Vercoe: Yes, I think that's correct. For example in the fashion show that New Zealand were part of, our take on that was quite different from all of the other countries in that it had such a modern feel to it. It did have the traditional outfits but it also had some really, really exciting fashion that had very much a Maori flavour to it. It showed off the moko that Derek Lardelli has done and it showed off the taonga puru skills, the traditional Maori music of James Webster, our expert in that area. It was a really exciting mix of our arts forms.
Presenter: When you leave Belau, what do you think will be some of your lasting memories of what you've seen and experienced there?
Vercoe: As far as other countries that stand out, I think the men dancers and musicians from the Solomon Islands are amazing. I've seen them a couple of times and they managed to dance and play bamboo musical instruments at the same time. They're pretty incredible to watch. The performers from the countries like Rapanui, the Easter Islands, are really exciting. here's some great crafts and arts on sale in the international village that's been created. New Zealand is a bit different there in that we're not using our booth as a sales place, we're using it strictly for demonstration and that's creating a lot of interest in itself in that people can come and actually watch the artists at work; watch our carvers; watch our clay artists; watch our weavers; watch our painters, and it's become a wee bit of a gathering place for a lot of artists. I was there this morning and we had some painters demonstrating. Sitting with them was another painter from Tonga who had seem them working and came to sit beside them and they were all sort of interacting that way.
Presenter: One of the reasons for going also was for some of the artists to help the people of Belau who are in danger of losing some of their traditional forms. How is that going?
Vercoe: Probably best that you ask Tina about that. I know that she's working with some local Belauan women on papermaking.
Wirihana: Well, I wanted to really share with them the papermaking process because it was totally new to them and they're not really a tapa people as well, and just so that they can actually utilise their fibres within their materials they already have here because they are doing the weaving but they are not using the fibres for anything else other than that. And I went to the senior citizens which were a group of middle-aged women, and men, and they were just so excited about the whole process. So I'll be leaving probably most of my equipment here so that they can actually use it to make their own by using what I'm going to leave behind.
Presenter: Oh Tina, what a remarkable experience for you; to teach and to know that you're leaving such an invaluable legacy behind?
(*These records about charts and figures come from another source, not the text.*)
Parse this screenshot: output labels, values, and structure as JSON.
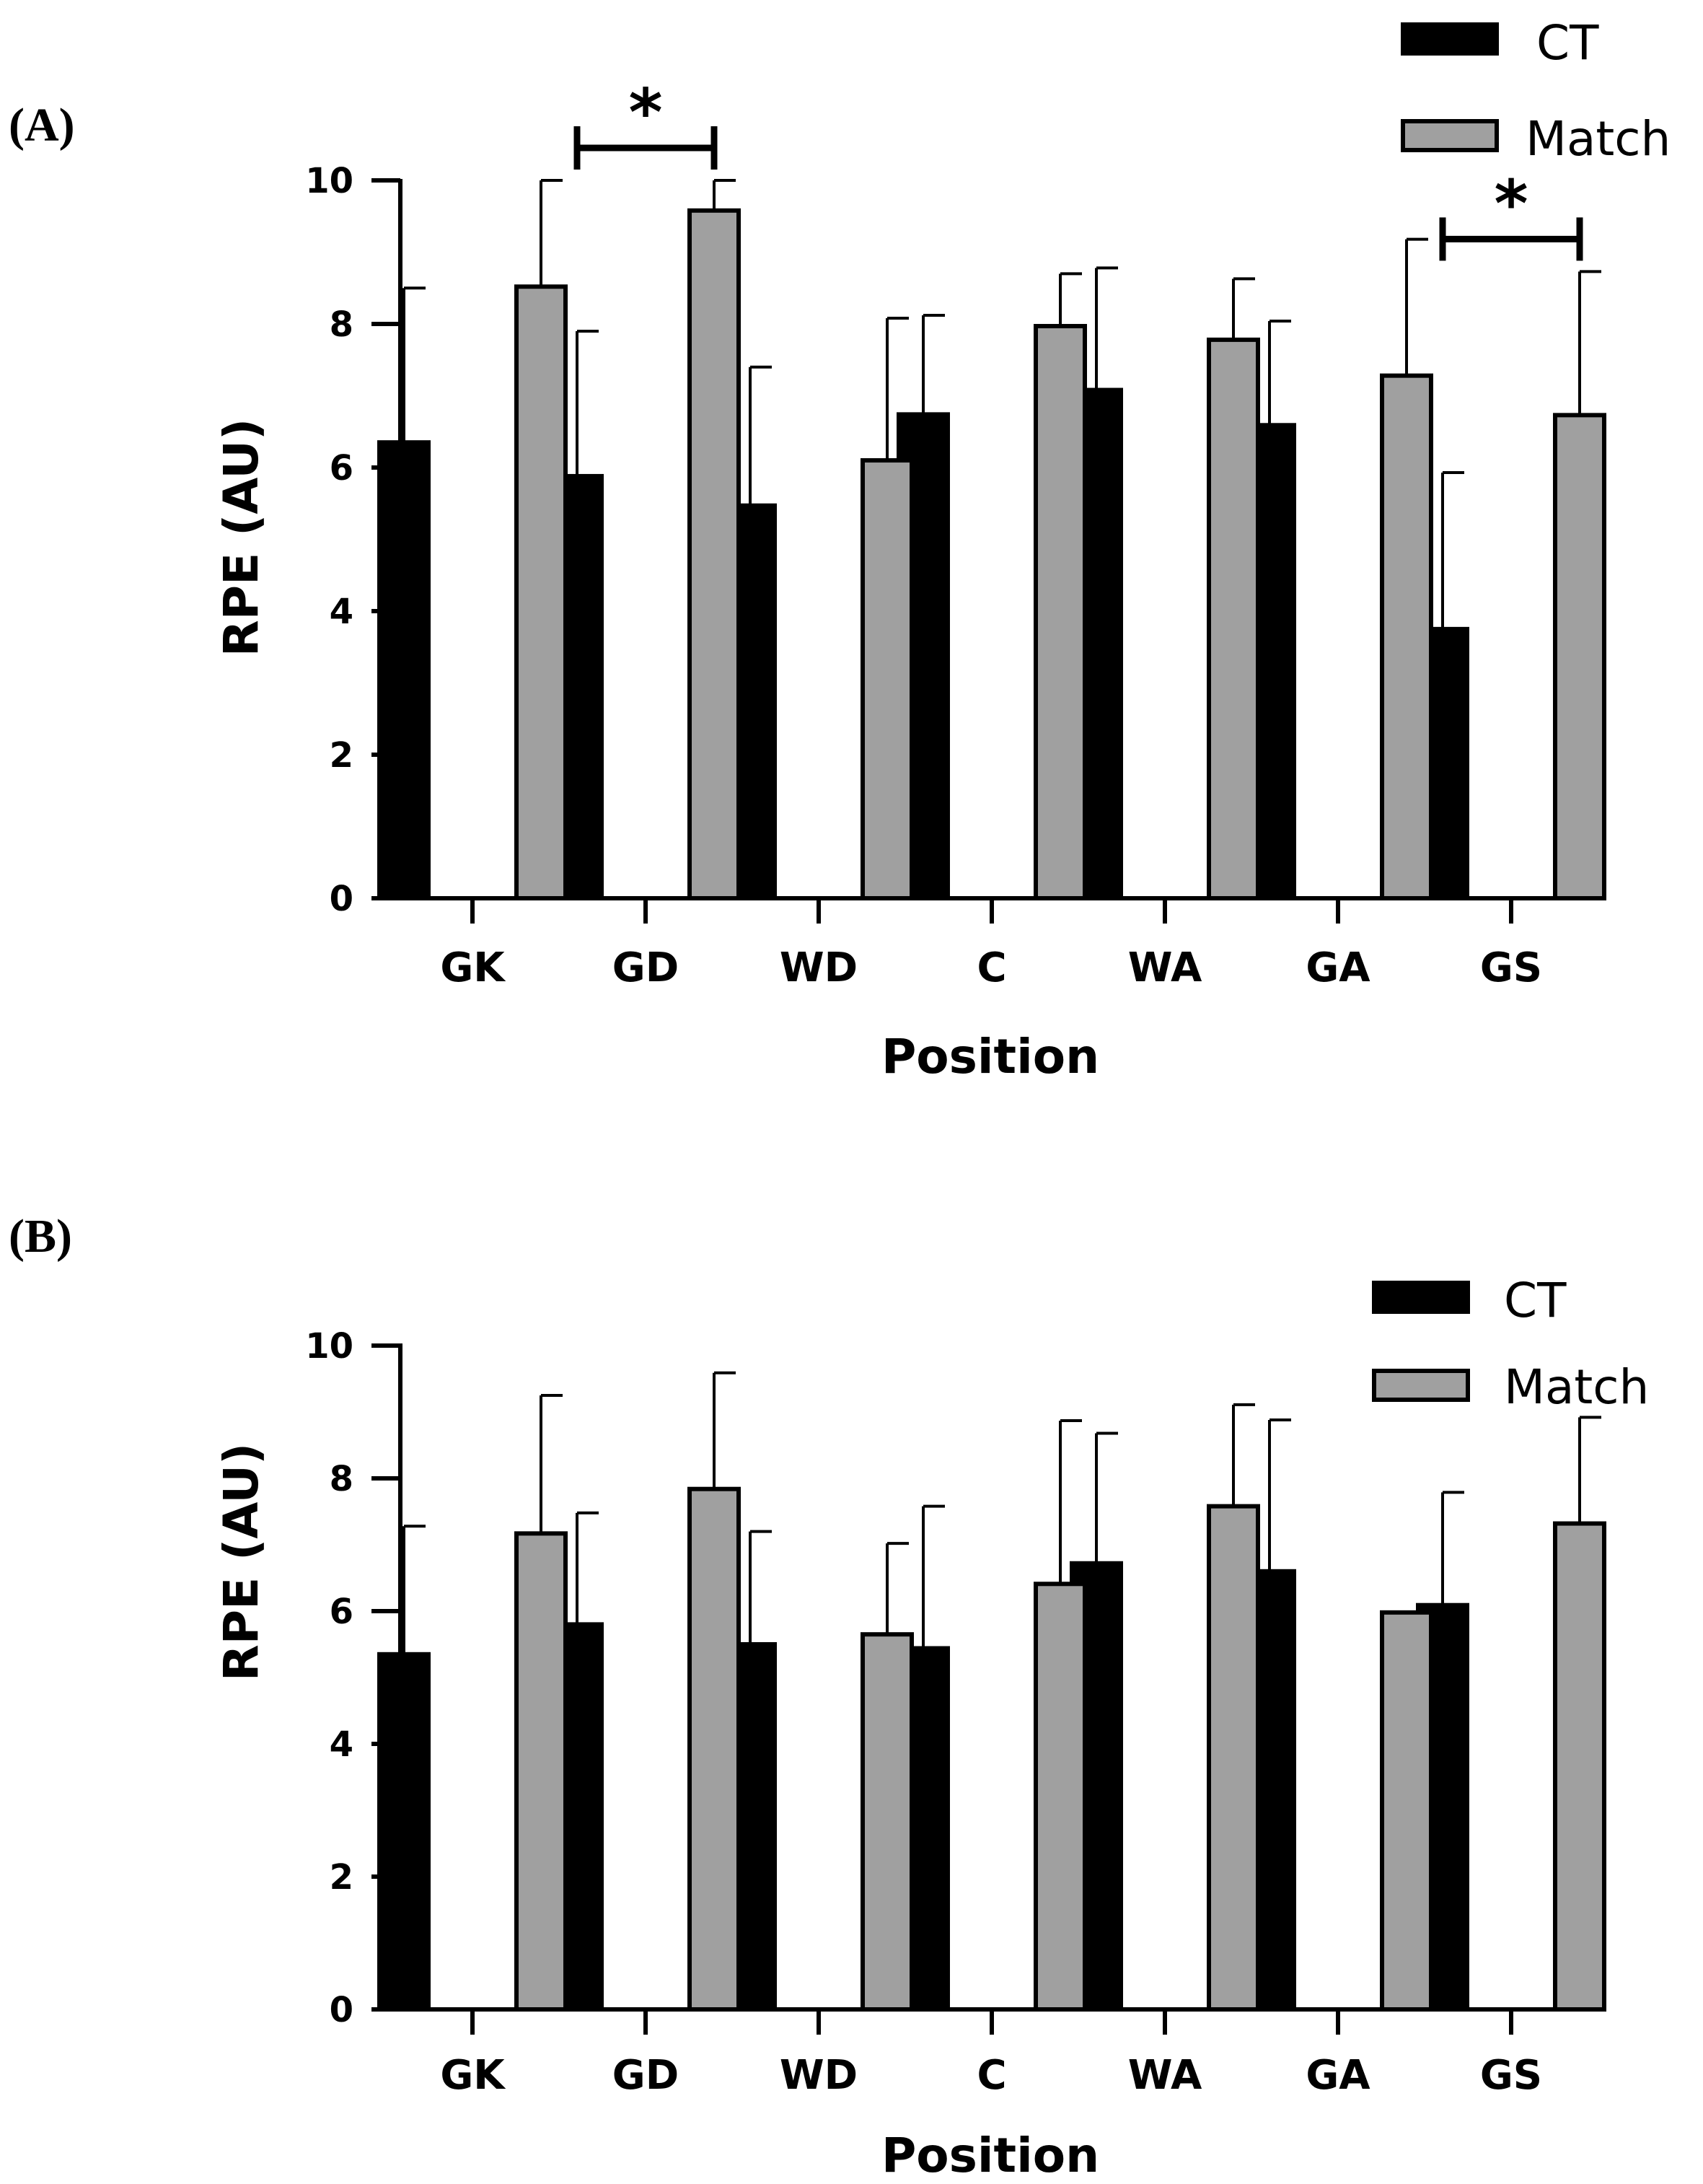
{
  "chart_data": [
    {
      "type": "bar",
      "panel": "(A)",
      "categories": [
        "GK",
        "GD",
        "WD",
        "C",
        "WA",
        "GA",
        "GS"
      ],
      "series": [
        {
          "name": "CT",
          "color": "#000000",
          "values": [
            6.35,
            5.88,
            5.47,
            6.74,
            7.08,
            6.59,
            3.75
          ],
          "err": [
            2.15,
            2.02,
            1.93,
            1.38,
            1.7,
            1.45,
            2.18
          ]
        },
        {
          "name": "Match",
          "color": "#a0a0a0",
          "values": [
            8.52,
            9.58,
            6.1,
            7.97,
            7.78,
            7.28,
            6.73
          ],
          "err": [
            1.48,
            0.42,
            1.98,
            0.73,
            0.85,
            1.9,
            2.0
          ]
        }
      ],
      "significance": [
        {
          "category": "GD",
          "label": "*"
        },
        {
          "category": "GS",
          "label": "*"
        }
      ],
      "xlabel": "Position",
      "ylabel": "RPE (AU)",
      "ylim": [
        0,
        10
      ],
      "yticks": [
        "0",
        "2",
        "4",
        "6",
        "8",
        "10"
      ],
      "legend_position": "top-right"
    },
    {
      "type": "bar",
      "panel": "(B)",
      "categories": [
        "GK",
        "GD",
        "WD",
        "C",
        "WA",
        "GA",
        "GS"
      ],
      "series": [
        {
          "name": "CT",
          "color": "#000000",
          "values": [
            5.35,
            5.8,
            5.5,
            5.44,
            6.72,
            6.6,
            6.09
          ],
          "err": [
            1.93,
            1.68,
            1.7,
            2.14,
            1.96,
            2.28,
            1.7
          ]
        },
        {
          "name": "Match",
          "color": "#a0a0a0",
          "values": [
            7.17,
            7.84,
            5.65,
            6.41,
            7.58,
            5.98,
            7.32
          ],
          "err": [
            2.08,
            1.75,
            1.37,
            2.46,
            1.53,
            0,
            1.6
          ]
        }
      ],
      "significance": [],
      "xlabel": "Position",
      "ylabel": "RPE (AU)",
      "ylim": [
        0,
        10
      ],
      "yticks": [
        "0",
        "2",
        "4",
        "6",
        "8",
        "10"
      ],
      "legend_position": "top-right"
    }
  ]
}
Wirihana: That's right and that was my intention, so that we can leave something rather than take from the people. I really wanted - and that's been my main focus really, and also looking at the parallels of their lashing, so this morning I've been spending my time working on the tukutuku process and I've had two Belauan people beside me and they're pretty keen on wanting to know the processes and the meanings behind that, so that's another area that I'd be behind, so I'm excited about that.
Presenter: You may be leaving your equipment behind Tina but I imagine that you're going to bring back a lot of inspiration?
Wirihana: Yes, and that's - [indistinct] kohai [phon], grace and wai Gregory who you've been just talking about this morning, that what we want to do is to come back and the three of us put an exhibition together probably in 18 months. We're just going to reflect and acknowledge our experience here in Belau so we've just discussed that this morning and we want to further discuss it before we leave the island. So that's an exciting legacy for us too.
Presenter: And I was talking to Moerangi Vercoe from Creative New Zealand, and weaver, Tina Wirihana who have been taking part in the Pacific Arts Festival in Belau.